2 minute read

I first started playing with Jekyll and Minimal Mistakes something like four or five years ago when I wanted to setup a simple website for my work as a freelance software engineer.

I was looking for a cheap (free if possible) solution that was easy to maintain. Also, I wanted a good looking UI out of the box as I am pretty comfortable with backend stuff, but I am certainly no UX designer.

While looking around at what others were using, I found that Jonas Bonér’s personal website[1] was really cool. That’s how I discovered Jekyll and Minimal Mistakes. Jonas mentioned them in his “about” page and also mentioned the fact that it is hosted on GitHub Pages. Exactly what I needed, so that’s how I ended up using this solution for my personal website https://pf80.ch.

I am not going to explain in details how to setup Jekyll with GitHub pages as there is extensive documentation about this already (the official documentation to start with), but I am just going to recommend you to consider this solution if you are:

  • comfortable working with Git / GitHub
  • comfortable writing posts in Markdown format
  • capable of setting up some DNS records at your domain name registrar in case you want to access your website with a custom domain name like pf80.ch

Right, it’s not a given for everyone. But if you can do this and you are not after highly sophisiticated editing and publishing capabilities, then you will most likely be very happy with the Jekyll + Minimal Mistakes + GitHub Pages combo.
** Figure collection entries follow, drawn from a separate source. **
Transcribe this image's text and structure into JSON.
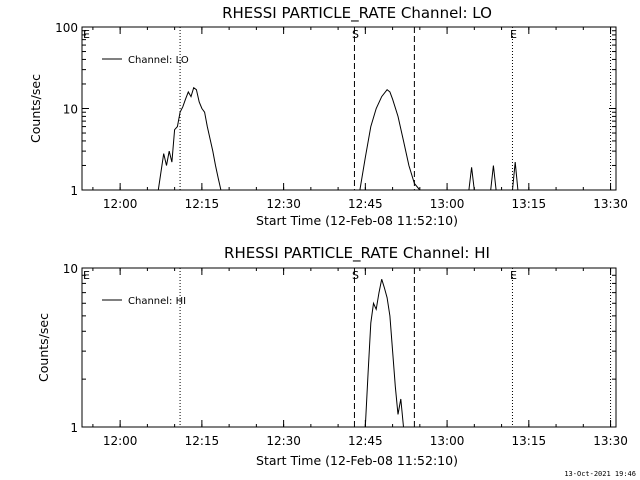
{
  "timestamp": "13-Oct-2021 19:46",
  "chart_data": [
    {
      "type": "line",
      "title": "RHESSI PARTICLE_RATE Channel: LO",
      "xlabel": "Start Time (12-Feb-08 11:52:10)",
      "ylabel": "Counts/sec",
      "yscale": "log",
      "xlim": [
        "11:53",
        "13:31"
      ],
      "ylim": [
        1,
        100
      ],
      "x_ticks": [
        "12:00",
        "12:15",
        "12:30",
        "12:45",
        "13:00",
        "13:15",
        "13:30"
      ],
      "y_ticks": [
        "1",
        "10",
        "100"
      ],
      "legend": "top-left",
      "series": [
        {
          "name": "Channel: LO",
          "x": [
            "12:07",
            "12:08",
            "12:08:30",
            "12:09",
            "12:09:30",
            "12:10",
            "12:10:30",
            "12:11",
            "12:11:30",
            "12:12",
            "12:12:30",
            "12:13",
            "12:13:30",
            "12:14",
            "12:14:30",
            "12:15",
            "12:15:30",
            "12:16",
            "12:17",
            "12:17:30",
            "12:18",
            "12:18:30",
            "12:44",
            "12:45",
            "12:46",
            "12:47",
            "12:48",
            "12:49",
            "12:49:30",
            "12:50",
            "12:51",
            "12:52",
            "12:53",
            "12:54",
            "12:55",
            "13:04",
            "13:04:30",
            "13:05",
            "13:05:30",
            "13:08",
            "13:08:30",
            "13:09",
            "13:09:30",
            "13:12",
            "13:12:30",
            "13:13",
            "13:13:30"
          ],
          "values": [
            1,
            2.8,
            2,
            3,
            2.2,
            5.5,
            6,
            9,
            10.5,
            13,
            16,
            14,
            18,
            17,
            12,
            10,
            9,
            6,
            3,
            2,
            1.4,
            1,
            1,
            2.5,
            6,
            10,
            14,
            17,
            16,
            13,
            8,
            4,
            2,
            1.2,
            1,
            1,
            1.9,
            1,
            1,
            1,
            2,
            1,
            1,
            1,
            2.2,
            1,
            1
          ]
        }
      ],
      "markers": [
        {
          "label": "E",
          "x": "11:53",
          "style": "none"
        },
        {
          "label": "",
          "x": "12:11",
          "style": "dotted"
        },
        {
          "label": "S",
          "x": "12:43",
          "style": "dashed"
        },
        {
          "label": "",
          "x": "12:54",
          "style": "dashed"
        },
        {
          "label": "E",
          "x": "13:12",
          "style": "dotted"
        },
        {
          "label": "",
          "x": "13:30",
          "style": "dotted"
        }
      ]
    },
    {
      "type": "line",
      "title": "RHESSI PARTICLE_RATE Channel: HI",
      "xlabel": "Start Time (12-Feb-08 11:52:10)",
      "ylabel": "Counts/sec",
      "yscale": "log",
      "xlim": [
        "11:53",
        "13:31"
      ],
      "ylim": [
        1,
        10
      ],
      "x_ticks": [
        "12:00",
        "12:15",
        "12:30",
        "12:45",
        "13:00",
        "13:15",
        "13:30"
      ],
      "y_ticks": [
        "1",
        "10"
      ],
      "legend": "top-left",
      "series": [
        {
          "name": "Channel: HI",
          "x": [
            "12:45",
            "12:45:30",
            "12:46",
            "12:46:30",
            "12:47",
            "12:47:30",
            "12:48",
            "12:48:30",
            "12:49",
            "12:49:30",
            "12:50",
            "12:50:30",
            "12:51",
            "12:51:30",
            "12:52"
          ],
          "values": [
            1,
            2.2,
            4.5,
            6,
            5.5,
            7,
            8.5,
            7.5,
            6.5,
            5,
            3,
            1.8,
            1.2,
            1.5,
            1
          ]
        }
      ],
      "markers": [
        {
          "label": "E",
          "x": "11:53",
          "style": "none"
        },
        {
          "label": "",
          "x": "12:11",
          "style": "dotted"
        },
        {
          "label": "S",
          "x": "12:43",
          "style": "dashed"
        },
        {
          "label": "",
          "x": "12:54",
          "style": "dashed"
        },
        {
          "label": "E",
          "x": "13:12",
          "style": "dotted"
        },
        {
          "label": "",
          "x": "13:30",
          "style": "dotted"
        }
      ]
    }
  ]
}
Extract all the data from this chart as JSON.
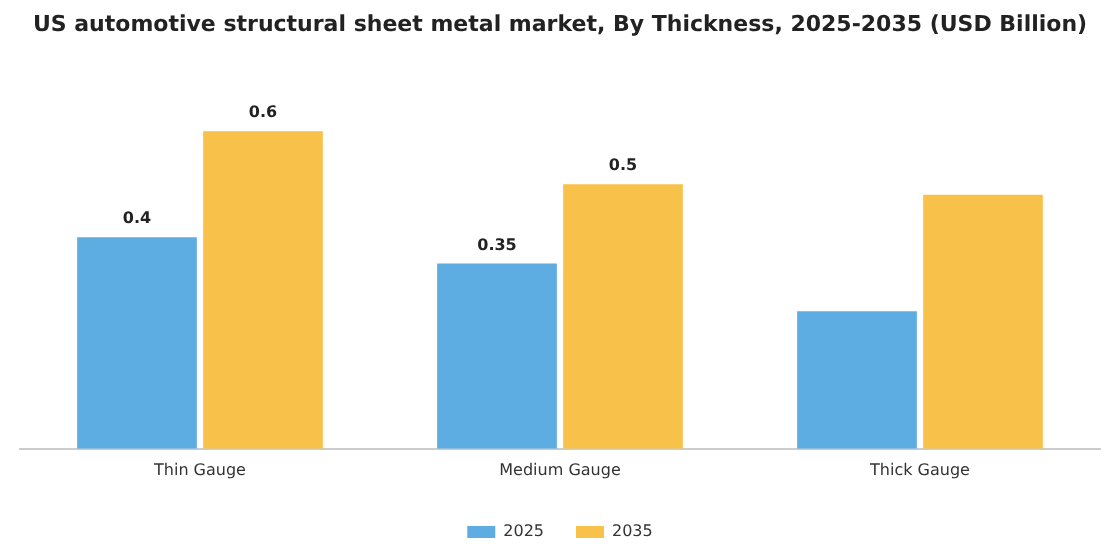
{
  "chart_data": {
    "type": "bar",
    "title": "US automotive structural sheet metal market, By Thickness, 2025-2035 (USD Billion)",
    "categories": [
      "Thin Gauge",
      "Medium Gauge",
      "Thick Gauge"
    ],
    "series": [
      {
        "name": "2025",
        "color": "#5dade2",
        "values": [
          0.4,
          0.35,
          0.26
        ],
        "value_labels": [
          "0.4",
          "0.35",
          null
        ]
      },
      {
        "name": "2035",
        "color": "#f8c14a",
        "values": [
          0.6,
          0.5,
          0.48
        ],
        "value_labels": [
          "0.6",
          "0.5",
          null
        ]
      }
    ],
    "tick_labels": "x",
    "grid": false,
    "legend": "bottom"
  }
}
Some of the nice features this provides:

  • Responsive layout
  • 100% free (although you should consider sponsoring Jekyll or Minimal Mistakes)
  • Native support for blog posts and standard pages
  • Taxonomy (tags, categories)
  • Highly customizable
  • Support for comments through third-party comment providers (e.g. Disqus, Discourse,…)
  • Site-wide search so visitors can easily find content in your website

The only thing that was not ideal for me was when I wanted to publish my website in multiple languages a few years ago. I eventually managed to do what I wanted with a few hacks, but this was not supported natively at the time. Maybe it is today, or some plugin exist, but if you need to localize your website, I recommend you double-check that first.

I am back to English only now, so everything’s fine!


[1] Jonas Bonér is a distributed systems thought leader who greatly inspired me. He is notably know as the creator of the Akka reactive distributed systems platform. Maybe more on this another time.